По наитию усмехаюсь, чувствуя, как истерика подкатывает прямо к горлу. Сердце пропускает несколько ударов, прежде чем я нахожу в себе силы откашляться и спросить снова.
— За что извиняешься?
Та самая ситуация, в которой слова лишние. Что ни скажи — будет только больнее.
— Я развел тебя.
Да он меня капитально разводит, причем ежедневно и ежесекундно, однако сути это не меняет. Как ни сформулируй, будет алое пепелище, кричащее об опасности.
Выдаю ироничную усмешку. Просто защитная реакция.
— Развел на бабки или как-то по-другому?
Он ждал этого разговора. До последнего молчал, и я даже понимаю почему.
Я бы не вела себя так покорно, если бы знала, что все насмарку.
Вместо ответа протягивает паспорт.

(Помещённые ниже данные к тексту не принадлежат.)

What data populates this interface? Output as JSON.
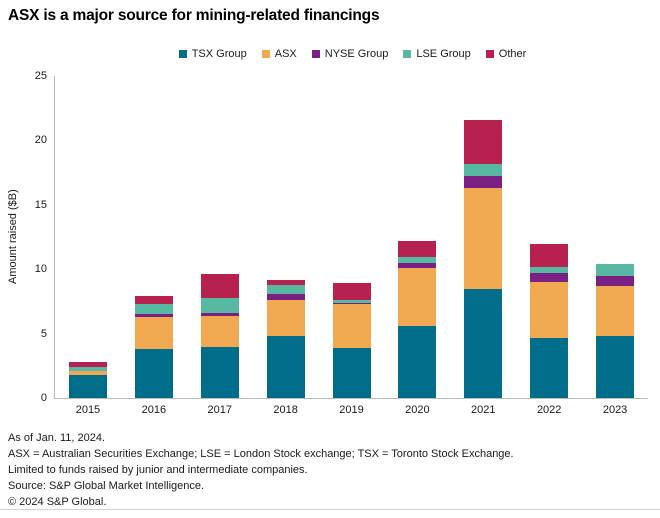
{
  "title": "ASX is a major source for mining-related financings",
  "colors": {
    "tsx_group": "#006e8a",
    "asx": "#f0a851",
    "nyse_group": "#7a2082",
    "lse_group": "#57b9a2",
    "other": "#b72150",
    "axis": "#b9b9b9",
    "text": "#1a1a1a"
  },
  "chart_data": {
    "type": "bar",
    "stacked": true,
    "title": "ASX is a major source for mining-related financings",
    "xlabel": "",
    "ylabel": "Amount raised ($B)",
    "ylim": [
      0,
      25
    ],
    "yticks": [
      0,
      5,
      10,
      15,
      20,
      25
    ],
    "grid": false,
    "legend_position": "top",
    "categories": [
      "2015",
      "2016",
      "2017",
      "2018",
      "2019",
      "2020",
      "2021",
      "2022",
      "2023"
    ],
    "series": [
      {
        "name": "TSX Group",
        "color": "#006e8a",
        "values": [
          1.8,
          3.8,
          4.0,
          4.8,
          3.85,
          5.6,
          8.5,
          4.7,
          4.8
        ]
      },
      {
        "name": "ASX",
        "color": "#f0a851",
        "values": [
          0.3,
          2.5,
          2.4,
          2.8,
          3.45,
          4.5,
          7.8,
          4.3,
          3.9
        ]
      },
      {
        "name": "NYSE Group",
        "color": "#7a2082",
        "values": [
          0.0,
          0.2,
          0.2,
          0.5,
          0.1,
          0.4,
          0.9,
          0.7,
          0.8
        ]
      },
      {
        "name": "LSE Group",
        "color": "#57b9a2",
        "values": [
          0.3,
          0.8,
          1.2,
          0.65,
          0.2,
          0.45,
          1.0,
          0.5,
          0.9
        ]
      },
      {
        "name": "Other",
        "color": "#b72150",
        "values": [
          0.4,
          0.6,
          1.8,
          0.45,
          1.3,
          1.2,
          3.4,
          1.8,
          0.0
        ]
      }
    ]
  },
  "footnotes": [
    "As of Jan. 11, 2024.",
    "ASX = Australian Securities Exchange; LSE = London Stock exchange; TSX = Toronto Stock Exchange.",
    "Limited to funds raised by junior and intermediate companies.",
    "Source: S&P Global Market Intelligence.",
    "© 2024 S&P Global."
  ]
}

Доли секунд, и я лечу в преисподнюю. Холодными пальцами бросаю паспорт обратно. Перед глазами мельтешит лишь одно: «зарегистрировано расторжение брака».
И когда?
В день покупки щенка. Вчера, черт возьми.
Когда он говорил о чем-то реальном и заставлял меня улыбаться. Когда я мучилась и терзалась, боясь собственными руками навсегда вычеркнуть его из своей жизни.
Я боялась, а он — нет. И даже не собирается за это извиняться, потому что на деле ему ни хрена не жаль.
Одно «прости» и забыли, да?
— Останови машину.
— Мира, — касается рукой.
— Не трогай! — бездумно дергаю дверную ручку, но та, разумеется, заперта.
Какая же я идиотка.
Вырываюсь и бью по его груди, но он только сильнее наседает. Буквально пригвождает меня к сиденью авто.
— Я пошлю тебя, Раевский. Клянусь богом, пошлю прямо у алтаря и посмеюсь, когда ты получишь отказ перед всей публикой.
— Мира, я не так глуп, чтобы на собственную свадьбу пускать папарацци, — приближает ко мне свое холодное лицо и, уже не скрывая эмоции, добавляет, — твоего ответа никто и не ждет. Достаточно присутствия.
— Как ты, черт возьми, это провернул? — сипло выдыхаю, вдруг потеряв голос. — Без моего согласия, без согласия Димы!
— Пай-мальчик умный. Проблемы ему не нужны, так что не спросил я только тебя.
Только?!
— А паспорт? — передергиваю плечами, избавляясь от силков.
Все равно бежать некуда. Как двери откроют, тогда шанс и появится.
— Надо было лучше прятать свою сумочку.
Нет. Надо было бежать в ту же секунду, когда он впервые притянул меня к себе и заявил свои права. Именно в тот момент начались шутки и игры на публику.